Depending on how screwed up your client and server are, it is possible that an error will occur during the key exchange. This won’t get discovered until after the Change Cipher Spec, which means you won’t see a very clear error. However, Wireshark will note that your client/server received an “Encrypted Alert”. This is very often the result of broken key negotiation, and should be investigated.

Up Next

This represents a very high-level overview of the way the TLS handshake is done. As you can see, it’s already pretty complicated and lengthy, and that is without going into any of the cryptographic signing and negotiation that is happening along the way.

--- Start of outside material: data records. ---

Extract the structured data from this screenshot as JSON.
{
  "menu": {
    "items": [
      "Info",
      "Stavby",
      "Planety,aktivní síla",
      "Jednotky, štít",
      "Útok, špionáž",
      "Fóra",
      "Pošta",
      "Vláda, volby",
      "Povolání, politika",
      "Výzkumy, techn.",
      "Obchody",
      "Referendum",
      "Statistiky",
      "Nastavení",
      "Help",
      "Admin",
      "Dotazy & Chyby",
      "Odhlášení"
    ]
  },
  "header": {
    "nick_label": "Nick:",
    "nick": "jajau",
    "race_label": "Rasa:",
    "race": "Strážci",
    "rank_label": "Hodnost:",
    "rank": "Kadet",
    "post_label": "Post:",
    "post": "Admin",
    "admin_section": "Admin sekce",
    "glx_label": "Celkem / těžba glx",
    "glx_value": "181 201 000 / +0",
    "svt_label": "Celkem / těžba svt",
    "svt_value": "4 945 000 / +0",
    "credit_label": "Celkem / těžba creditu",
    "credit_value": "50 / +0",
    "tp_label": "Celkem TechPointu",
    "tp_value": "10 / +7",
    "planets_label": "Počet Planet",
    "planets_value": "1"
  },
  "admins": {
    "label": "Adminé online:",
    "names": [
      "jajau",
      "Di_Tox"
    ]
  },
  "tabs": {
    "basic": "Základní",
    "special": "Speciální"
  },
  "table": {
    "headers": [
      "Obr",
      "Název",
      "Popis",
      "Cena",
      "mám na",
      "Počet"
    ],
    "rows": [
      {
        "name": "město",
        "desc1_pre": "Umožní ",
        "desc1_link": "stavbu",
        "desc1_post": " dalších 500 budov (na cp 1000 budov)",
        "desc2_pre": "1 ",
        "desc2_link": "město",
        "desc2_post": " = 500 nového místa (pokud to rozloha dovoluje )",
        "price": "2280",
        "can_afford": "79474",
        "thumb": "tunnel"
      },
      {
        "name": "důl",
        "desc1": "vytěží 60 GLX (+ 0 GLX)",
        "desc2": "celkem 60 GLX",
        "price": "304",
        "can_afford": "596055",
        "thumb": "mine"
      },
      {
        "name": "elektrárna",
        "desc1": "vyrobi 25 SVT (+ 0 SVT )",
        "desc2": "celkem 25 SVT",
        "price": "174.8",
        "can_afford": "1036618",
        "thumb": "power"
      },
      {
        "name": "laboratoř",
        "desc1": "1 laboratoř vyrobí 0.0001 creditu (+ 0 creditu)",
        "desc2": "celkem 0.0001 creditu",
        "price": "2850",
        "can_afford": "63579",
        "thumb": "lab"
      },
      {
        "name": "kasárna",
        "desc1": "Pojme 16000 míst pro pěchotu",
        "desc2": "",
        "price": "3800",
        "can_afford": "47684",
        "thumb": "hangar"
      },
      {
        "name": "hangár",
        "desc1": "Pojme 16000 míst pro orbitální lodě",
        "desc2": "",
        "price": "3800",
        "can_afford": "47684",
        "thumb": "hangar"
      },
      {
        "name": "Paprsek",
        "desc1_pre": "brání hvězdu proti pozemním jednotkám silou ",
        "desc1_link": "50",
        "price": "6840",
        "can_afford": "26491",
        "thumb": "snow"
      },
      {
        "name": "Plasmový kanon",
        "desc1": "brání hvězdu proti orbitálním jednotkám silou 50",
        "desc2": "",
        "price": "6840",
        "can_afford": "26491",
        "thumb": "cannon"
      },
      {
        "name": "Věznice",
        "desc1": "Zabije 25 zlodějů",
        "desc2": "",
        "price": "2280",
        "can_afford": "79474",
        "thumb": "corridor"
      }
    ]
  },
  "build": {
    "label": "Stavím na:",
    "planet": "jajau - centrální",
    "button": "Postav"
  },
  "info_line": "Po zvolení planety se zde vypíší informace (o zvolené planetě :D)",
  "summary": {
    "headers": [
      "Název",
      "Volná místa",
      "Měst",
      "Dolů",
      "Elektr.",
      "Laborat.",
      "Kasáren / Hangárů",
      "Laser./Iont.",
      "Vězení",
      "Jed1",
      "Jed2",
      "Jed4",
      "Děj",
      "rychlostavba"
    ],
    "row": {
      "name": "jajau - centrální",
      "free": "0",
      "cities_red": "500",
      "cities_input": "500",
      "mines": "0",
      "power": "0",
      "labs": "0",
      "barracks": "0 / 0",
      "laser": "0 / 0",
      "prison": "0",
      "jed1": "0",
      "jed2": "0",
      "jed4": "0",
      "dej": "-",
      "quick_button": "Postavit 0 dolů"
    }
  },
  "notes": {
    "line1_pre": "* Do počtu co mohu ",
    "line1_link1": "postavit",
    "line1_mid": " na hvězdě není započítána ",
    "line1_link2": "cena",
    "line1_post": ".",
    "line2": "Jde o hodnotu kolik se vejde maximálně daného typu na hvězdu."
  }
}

I highly recommend taking 15 or 20 more minutes to look at the handshake in more detail, and to Google anything you don’t understand. You should also consider capturing handshakes from other websites, to see how they differ from the one you’ve looked at here.

Next time, we’ll look at some tips and tricks for debugging HTTP with Wireshark, and I’ll also talk about how to do debug HTTPS requests so you can see the rest of the handshake (and feel like you’re a spy).

  1. Actually, there’s some complexity around this field. In the upcoming TLSv1.3 standard, the spec will require that the outer version number always be set to TLSv1.0. This is done with a goal of minimizing the number of mistakes servers and clients can make by paying attention to or incorrectly setting the outer version number. Regardless, this remains a field worth keeping an eye on.